I will get to my personal reflections about overnight camp (and one in particular) in a moment and why I feel so strongly that every child who can and wants to go should go. First, I want to tell you all about an important rite of passage for every camp mom: packing the duffle bags.

It never occurred to me as a child, as I arrived at camp and threw my sweaters, shorts, bathing suits and other miscellaneous items on the cabin’s wooden shelves, that my mother had painstakingly bought, collected, organized and packed every item in my two duffle bags. Oh, and not only my stuff but also the dozens of items in my sister’s and brother’s bags as well. My mother considered every detail to prepare me for every weather condition, activity and special event that I would face every summer.

I own the matching blanket to this one, that has been packed in duffle bags for three generations

My camp days are over, but 2017 marks my son’s fourth summer at overnight camp. I have to say that as I get older each year maybe it’s a good thing my memory is weakening and I forget about how much work it is to pack a child for camp. I have carried around my now tattered packing list with me like a baby and its blanket. There have been dreams in which my son arrived at camp and his bags were empty and the camp had to contact me to scold me. I have even had dreams where I too was back at camp and forgot to bring my duffle bags.

Packing a child for camp is very stressful, but it is such a rewarding feeling to zip the giant duffle bags closed, dump them in the car and send my husband off to throw them in the truck, ready for the journey to Nova Scotia.

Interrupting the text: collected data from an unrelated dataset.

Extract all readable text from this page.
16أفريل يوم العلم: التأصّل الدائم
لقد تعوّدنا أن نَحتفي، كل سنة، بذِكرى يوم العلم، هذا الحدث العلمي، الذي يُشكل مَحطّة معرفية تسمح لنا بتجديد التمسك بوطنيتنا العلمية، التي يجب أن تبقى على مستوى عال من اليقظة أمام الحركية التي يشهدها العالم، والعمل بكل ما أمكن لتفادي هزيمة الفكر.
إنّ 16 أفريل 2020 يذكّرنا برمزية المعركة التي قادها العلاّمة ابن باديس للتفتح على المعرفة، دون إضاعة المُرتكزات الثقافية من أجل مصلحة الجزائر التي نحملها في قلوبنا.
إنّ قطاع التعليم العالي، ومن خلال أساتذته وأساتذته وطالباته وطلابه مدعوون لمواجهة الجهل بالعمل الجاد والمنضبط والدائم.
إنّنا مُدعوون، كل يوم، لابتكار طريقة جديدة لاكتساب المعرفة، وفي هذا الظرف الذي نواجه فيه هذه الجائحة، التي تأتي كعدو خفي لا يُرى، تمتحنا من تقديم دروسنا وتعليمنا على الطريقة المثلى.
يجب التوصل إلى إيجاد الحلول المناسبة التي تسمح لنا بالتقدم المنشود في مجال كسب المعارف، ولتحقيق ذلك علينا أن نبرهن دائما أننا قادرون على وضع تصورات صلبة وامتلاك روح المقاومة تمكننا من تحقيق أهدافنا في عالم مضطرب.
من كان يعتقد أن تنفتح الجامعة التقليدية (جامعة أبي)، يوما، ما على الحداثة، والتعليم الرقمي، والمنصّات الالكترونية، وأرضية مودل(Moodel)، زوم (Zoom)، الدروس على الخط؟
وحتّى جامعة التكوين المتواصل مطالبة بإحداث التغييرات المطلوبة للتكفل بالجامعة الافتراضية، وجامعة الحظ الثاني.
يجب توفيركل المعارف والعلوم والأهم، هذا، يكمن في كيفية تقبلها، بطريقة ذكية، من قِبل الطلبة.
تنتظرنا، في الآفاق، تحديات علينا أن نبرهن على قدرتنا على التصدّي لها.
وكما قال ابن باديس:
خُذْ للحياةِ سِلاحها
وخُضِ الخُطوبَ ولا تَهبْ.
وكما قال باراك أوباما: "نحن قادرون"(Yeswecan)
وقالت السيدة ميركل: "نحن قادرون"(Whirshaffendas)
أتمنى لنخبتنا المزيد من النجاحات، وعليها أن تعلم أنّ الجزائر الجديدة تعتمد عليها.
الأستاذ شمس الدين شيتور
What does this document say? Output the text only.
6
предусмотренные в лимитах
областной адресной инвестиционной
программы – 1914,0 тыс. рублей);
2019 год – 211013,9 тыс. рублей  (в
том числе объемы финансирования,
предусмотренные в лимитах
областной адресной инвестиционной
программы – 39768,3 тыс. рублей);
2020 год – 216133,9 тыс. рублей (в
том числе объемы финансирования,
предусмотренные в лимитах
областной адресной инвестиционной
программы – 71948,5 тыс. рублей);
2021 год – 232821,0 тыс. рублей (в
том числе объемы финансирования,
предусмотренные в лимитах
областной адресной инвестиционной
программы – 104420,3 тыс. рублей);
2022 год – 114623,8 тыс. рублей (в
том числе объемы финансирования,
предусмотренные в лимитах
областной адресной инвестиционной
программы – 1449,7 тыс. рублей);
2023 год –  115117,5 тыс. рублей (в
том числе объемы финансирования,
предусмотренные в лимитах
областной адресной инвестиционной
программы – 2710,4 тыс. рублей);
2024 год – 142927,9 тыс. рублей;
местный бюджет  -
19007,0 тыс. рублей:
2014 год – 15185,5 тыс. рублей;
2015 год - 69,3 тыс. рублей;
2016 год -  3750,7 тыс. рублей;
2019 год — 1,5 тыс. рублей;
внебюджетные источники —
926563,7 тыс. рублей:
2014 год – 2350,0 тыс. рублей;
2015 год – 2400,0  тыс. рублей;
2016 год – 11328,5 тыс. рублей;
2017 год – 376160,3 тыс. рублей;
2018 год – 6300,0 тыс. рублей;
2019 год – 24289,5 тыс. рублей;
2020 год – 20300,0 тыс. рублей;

Nova Scotia you say? Alicia, don’t you live in Toronto? Why do you send your child over 1,500 kilometres away for overnight camp? It’s simple – Kadimah.

Sunset over the lake at Kadimah

I attended four different overnight camps as both a camper and member of the staff. Each place had its positives and negatives, but my favourite camp, the one where I fit in best, was Kadimah. Founded way back in 1943 by the Atlantic Jewish community, Kadimah is rooted in community and gives children a warm, fun and safe experience summer after summer. It helped mold me and so many other children, teens and young adults into the adults we are today.  My sister met her husband there, children make lifelong friends there and Cathy the baker makes the BEST chocolate chip cookies (she has been baking these cookies for decades!).

My sister and I at Kadimah almost 20 years ago. We haven’t changed a bit, don’t you think?
My sister and her then boyfriend (now husband) at Kadimah just a few years ago!
My kids at Kadimah last summer, with their first cousins. Yes it’s a family affair.
Doesn’t everyone do a selfie on Visitor’s Day? Nessa wasn’t happy about it.

As I bought, collected, organized and packed every item into my son’s duffle bags this week my memories of my days at camp came rushing into my head. Will he wash his hair with the shampoo or dump it out on the last day of camp to make me think he cleaned himself regularly? Or, will he change his underwear daily, and if he does, will he place the dirty underwear in one of the two laundry bags I packed? Will any of the 17 pairs of socks come home? These are questions a mother asks as the duffle bags make their way to camp and the children follow close behind in the coming days.

Today is the last day of school, so that means camp must be near!